Risks to markets are there simply because global growth is still uncertain and remains a key risk to a continued rally. The fact that markets have priced in a lower cost of risk means the risks from poor global growth are now higher.
How does India look among the emerging market pack?
India stands out, for sure, simply because India is seeing improvement in its growth profile and other macro fundamentals remain excellent. On the other hand, economies globally are very slow. In most countries, there is massive struggle for growth and here India certainly stands out.
The outlook for markets is an entirely different question. They’re definitely back on their feet, after a poor start at the beginning of the year. This rally in the markets has taken place in a really short span of time. If you look at where the valuations were even four months earlier, these are now relatively expensive.
It also means the risk of correction goes up in the near term. However, we must note that on a long-term basis, the Indian market is on an absolutely strong footing, as it would be driven by improving fundamentals.
We shouldn’t look at mid-caps as an asset class. It is important to recognise that mid-caps, while they present a riskier class of stocks than large-caps, are not a uniform asset class.

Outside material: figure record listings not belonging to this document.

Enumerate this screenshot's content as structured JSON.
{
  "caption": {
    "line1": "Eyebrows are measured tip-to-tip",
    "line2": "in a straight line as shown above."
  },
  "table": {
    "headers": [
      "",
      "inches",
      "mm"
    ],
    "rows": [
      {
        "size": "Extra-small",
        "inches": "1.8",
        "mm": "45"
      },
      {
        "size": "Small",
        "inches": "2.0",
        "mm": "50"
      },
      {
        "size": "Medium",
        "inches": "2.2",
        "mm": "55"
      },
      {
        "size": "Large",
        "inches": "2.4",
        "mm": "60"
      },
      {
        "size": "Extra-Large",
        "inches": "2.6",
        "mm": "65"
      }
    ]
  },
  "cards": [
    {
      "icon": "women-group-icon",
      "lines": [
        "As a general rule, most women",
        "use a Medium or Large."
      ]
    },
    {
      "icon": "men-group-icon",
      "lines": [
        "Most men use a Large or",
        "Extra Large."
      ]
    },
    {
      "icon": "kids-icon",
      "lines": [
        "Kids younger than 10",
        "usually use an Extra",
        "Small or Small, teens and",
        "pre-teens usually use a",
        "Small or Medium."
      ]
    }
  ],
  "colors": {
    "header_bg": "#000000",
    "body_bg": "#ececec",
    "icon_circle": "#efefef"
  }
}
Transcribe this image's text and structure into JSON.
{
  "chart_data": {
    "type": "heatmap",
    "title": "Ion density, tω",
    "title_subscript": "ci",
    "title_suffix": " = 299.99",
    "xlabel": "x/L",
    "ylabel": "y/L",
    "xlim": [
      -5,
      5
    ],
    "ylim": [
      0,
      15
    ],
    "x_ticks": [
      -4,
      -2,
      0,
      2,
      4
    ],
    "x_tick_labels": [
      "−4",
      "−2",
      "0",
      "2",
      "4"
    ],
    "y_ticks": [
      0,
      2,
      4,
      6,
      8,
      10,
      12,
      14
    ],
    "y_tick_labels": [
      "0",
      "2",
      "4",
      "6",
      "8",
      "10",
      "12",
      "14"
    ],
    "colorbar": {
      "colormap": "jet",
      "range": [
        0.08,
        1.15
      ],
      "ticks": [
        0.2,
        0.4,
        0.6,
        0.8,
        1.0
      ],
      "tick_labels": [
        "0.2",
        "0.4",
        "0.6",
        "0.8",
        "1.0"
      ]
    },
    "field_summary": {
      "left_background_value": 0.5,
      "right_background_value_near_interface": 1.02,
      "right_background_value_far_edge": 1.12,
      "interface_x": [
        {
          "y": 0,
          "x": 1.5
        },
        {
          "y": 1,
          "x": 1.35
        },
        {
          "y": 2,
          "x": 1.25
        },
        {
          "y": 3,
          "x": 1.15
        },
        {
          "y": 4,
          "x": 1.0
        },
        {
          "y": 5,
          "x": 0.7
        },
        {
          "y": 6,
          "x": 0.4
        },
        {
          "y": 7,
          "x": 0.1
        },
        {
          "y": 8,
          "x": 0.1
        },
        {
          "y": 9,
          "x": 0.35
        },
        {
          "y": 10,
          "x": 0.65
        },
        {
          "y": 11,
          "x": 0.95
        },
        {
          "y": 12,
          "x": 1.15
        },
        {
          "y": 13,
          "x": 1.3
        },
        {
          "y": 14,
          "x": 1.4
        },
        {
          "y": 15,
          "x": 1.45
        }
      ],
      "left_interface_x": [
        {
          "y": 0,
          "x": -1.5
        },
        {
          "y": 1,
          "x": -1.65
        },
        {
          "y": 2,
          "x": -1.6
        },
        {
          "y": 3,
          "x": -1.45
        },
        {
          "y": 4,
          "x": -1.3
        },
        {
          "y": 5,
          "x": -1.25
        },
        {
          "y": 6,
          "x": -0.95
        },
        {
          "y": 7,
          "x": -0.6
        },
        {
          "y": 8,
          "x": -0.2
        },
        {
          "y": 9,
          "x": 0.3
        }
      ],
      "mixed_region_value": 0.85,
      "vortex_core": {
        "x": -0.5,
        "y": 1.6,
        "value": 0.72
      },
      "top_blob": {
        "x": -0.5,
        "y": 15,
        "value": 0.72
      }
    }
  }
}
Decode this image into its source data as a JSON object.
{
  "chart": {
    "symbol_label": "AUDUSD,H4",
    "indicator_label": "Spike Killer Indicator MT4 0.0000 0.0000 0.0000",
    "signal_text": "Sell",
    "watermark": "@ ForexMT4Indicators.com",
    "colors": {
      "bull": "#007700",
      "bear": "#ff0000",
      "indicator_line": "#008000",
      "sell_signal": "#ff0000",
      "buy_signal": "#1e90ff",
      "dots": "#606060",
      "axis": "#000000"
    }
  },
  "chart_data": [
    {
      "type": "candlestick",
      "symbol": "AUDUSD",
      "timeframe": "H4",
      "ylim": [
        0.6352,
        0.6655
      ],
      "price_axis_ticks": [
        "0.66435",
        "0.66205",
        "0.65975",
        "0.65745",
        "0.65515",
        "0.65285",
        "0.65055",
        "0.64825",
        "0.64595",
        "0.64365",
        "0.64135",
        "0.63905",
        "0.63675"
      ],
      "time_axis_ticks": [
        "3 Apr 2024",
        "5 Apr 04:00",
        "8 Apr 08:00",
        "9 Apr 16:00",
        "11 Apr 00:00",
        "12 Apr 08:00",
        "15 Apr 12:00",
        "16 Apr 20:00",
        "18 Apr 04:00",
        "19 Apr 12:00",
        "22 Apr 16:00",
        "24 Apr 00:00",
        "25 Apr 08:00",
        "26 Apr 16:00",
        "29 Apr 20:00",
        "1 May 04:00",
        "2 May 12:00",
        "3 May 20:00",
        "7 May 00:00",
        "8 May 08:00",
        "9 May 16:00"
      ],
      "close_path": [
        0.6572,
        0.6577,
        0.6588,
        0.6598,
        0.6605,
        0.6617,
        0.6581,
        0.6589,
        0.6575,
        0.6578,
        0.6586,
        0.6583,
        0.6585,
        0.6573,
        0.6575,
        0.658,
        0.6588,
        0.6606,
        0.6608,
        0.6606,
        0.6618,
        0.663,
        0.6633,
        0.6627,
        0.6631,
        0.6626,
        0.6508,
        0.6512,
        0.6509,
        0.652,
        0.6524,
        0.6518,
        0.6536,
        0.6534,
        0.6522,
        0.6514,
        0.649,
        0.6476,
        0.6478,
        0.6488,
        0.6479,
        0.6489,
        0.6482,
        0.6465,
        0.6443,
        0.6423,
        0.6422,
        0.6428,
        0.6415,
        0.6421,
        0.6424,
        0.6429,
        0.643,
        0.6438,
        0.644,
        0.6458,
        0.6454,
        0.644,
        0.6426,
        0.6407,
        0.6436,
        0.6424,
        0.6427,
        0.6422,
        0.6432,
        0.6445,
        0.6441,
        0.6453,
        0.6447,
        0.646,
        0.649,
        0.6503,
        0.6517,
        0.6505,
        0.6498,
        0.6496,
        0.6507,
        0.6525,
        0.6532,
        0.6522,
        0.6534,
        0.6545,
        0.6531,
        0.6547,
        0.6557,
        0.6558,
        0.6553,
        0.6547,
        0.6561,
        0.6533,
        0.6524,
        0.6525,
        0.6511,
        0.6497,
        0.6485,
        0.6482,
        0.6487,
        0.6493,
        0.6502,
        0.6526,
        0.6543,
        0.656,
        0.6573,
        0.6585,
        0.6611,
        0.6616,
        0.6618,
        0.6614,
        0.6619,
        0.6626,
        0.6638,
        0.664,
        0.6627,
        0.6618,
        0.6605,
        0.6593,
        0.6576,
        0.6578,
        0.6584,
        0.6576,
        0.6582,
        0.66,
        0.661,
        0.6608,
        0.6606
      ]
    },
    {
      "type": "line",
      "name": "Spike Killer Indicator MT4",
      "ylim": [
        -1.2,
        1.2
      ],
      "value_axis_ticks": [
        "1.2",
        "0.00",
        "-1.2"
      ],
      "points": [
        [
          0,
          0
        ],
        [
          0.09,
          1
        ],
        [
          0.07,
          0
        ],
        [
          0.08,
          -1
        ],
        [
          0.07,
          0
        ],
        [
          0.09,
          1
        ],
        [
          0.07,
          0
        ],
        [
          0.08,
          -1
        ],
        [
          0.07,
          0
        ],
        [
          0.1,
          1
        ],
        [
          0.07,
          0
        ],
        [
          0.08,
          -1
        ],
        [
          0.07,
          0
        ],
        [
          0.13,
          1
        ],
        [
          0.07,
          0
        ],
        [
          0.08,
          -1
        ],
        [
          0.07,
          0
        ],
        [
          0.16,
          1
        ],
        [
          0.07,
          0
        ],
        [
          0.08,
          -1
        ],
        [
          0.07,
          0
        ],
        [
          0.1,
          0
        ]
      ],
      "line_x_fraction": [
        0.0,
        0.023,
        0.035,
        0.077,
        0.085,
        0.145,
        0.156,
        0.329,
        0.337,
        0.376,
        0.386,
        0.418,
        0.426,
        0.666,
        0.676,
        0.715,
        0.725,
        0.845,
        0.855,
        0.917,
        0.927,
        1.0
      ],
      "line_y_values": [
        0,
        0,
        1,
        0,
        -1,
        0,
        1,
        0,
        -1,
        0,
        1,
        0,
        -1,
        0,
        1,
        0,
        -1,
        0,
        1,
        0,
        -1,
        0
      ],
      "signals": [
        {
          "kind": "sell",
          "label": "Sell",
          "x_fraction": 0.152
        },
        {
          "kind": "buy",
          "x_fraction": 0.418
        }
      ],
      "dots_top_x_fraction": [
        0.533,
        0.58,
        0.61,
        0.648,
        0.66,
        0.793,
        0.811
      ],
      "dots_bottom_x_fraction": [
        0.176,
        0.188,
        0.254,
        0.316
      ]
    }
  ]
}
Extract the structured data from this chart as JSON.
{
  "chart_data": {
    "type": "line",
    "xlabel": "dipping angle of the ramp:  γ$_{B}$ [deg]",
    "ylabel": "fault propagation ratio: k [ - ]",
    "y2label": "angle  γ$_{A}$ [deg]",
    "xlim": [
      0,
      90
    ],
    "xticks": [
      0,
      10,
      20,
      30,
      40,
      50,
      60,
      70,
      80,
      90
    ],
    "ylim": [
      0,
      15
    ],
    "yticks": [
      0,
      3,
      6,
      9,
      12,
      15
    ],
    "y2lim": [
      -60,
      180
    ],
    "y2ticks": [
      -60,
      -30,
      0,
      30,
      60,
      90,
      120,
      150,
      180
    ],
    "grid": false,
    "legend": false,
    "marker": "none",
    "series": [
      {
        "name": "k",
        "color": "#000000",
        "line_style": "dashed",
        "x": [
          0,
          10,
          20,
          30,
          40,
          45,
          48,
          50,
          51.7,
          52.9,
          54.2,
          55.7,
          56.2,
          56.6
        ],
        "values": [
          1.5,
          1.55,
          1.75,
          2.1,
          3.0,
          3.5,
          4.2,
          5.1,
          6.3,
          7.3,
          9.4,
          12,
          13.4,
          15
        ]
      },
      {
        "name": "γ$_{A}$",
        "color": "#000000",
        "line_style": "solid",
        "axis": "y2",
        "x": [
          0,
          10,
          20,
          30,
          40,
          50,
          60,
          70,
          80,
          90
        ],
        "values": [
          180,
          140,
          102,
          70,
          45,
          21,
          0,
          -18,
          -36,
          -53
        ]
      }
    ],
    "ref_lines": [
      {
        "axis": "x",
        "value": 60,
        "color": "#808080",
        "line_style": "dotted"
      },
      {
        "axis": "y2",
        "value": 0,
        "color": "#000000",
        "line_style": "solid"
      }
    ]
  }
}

Hence, the themes one will play for large-caps would be very similar to those one would play for mid-caps. When growth is picking up, mid-caps being smaller companies, are typically able to grow faster. It is much tougher for large-caps to eke out growth. So, as the economic cycle improves, mid-caps have a higher chance of delivering higher growth.
So, which sectors should do well?
If one is bullish on the economy, mid-caps should do well. If you look at sectors which derive their revenues from the Indian economy rather than export-related sectors, all sorts of themes are doing well.
Consumption, industrials and financials are doing well. It’s a wide variety to choose from, in terms of themes but I will emphasise that it is not a uniform thought process about mid-caps as an asset class. It will vary, stock by stock and sector by sector.
Do you think implementation of GST (the proposed national goods and services tax) could get delayed beyond April 2017? How are the markets likely to react to this?
There is some chance of delay but the government seems determined to get it through. In terms of stock market sentiment, a delay of about six months will not hurt.
If it happens, it will be because we might be under-prepared but not because GST is being rolled back. We are introducing something radical in terms of tax reform and there will be challenges in implementing it.
What was your investment strategy in the first half of this calendar year?
First half and second half would not be the right way to think about it. You are either bullish or bearish on the market - we have been bullish. Our strategy has been to buy especially in financials, the oil & gas sector, cement and select industrials.
We have generally been bearish on pharmaceuticals and metals. Our strategy largely stems from the belief in the prospects of the Indian economy, and our stock selection has generally been driven by that.
What have been the key takeaways so far from the June quarter earnings season? What are your earnings estimates for India Inc in FY17 and FY18?
It has been an average quarter. Unlike the previous earning season, which surprised positively, this has been more balanced. I think 15-17 per cent is a good number for a growth forecast (for FY17), which is also the overall consensus for market earnings growth.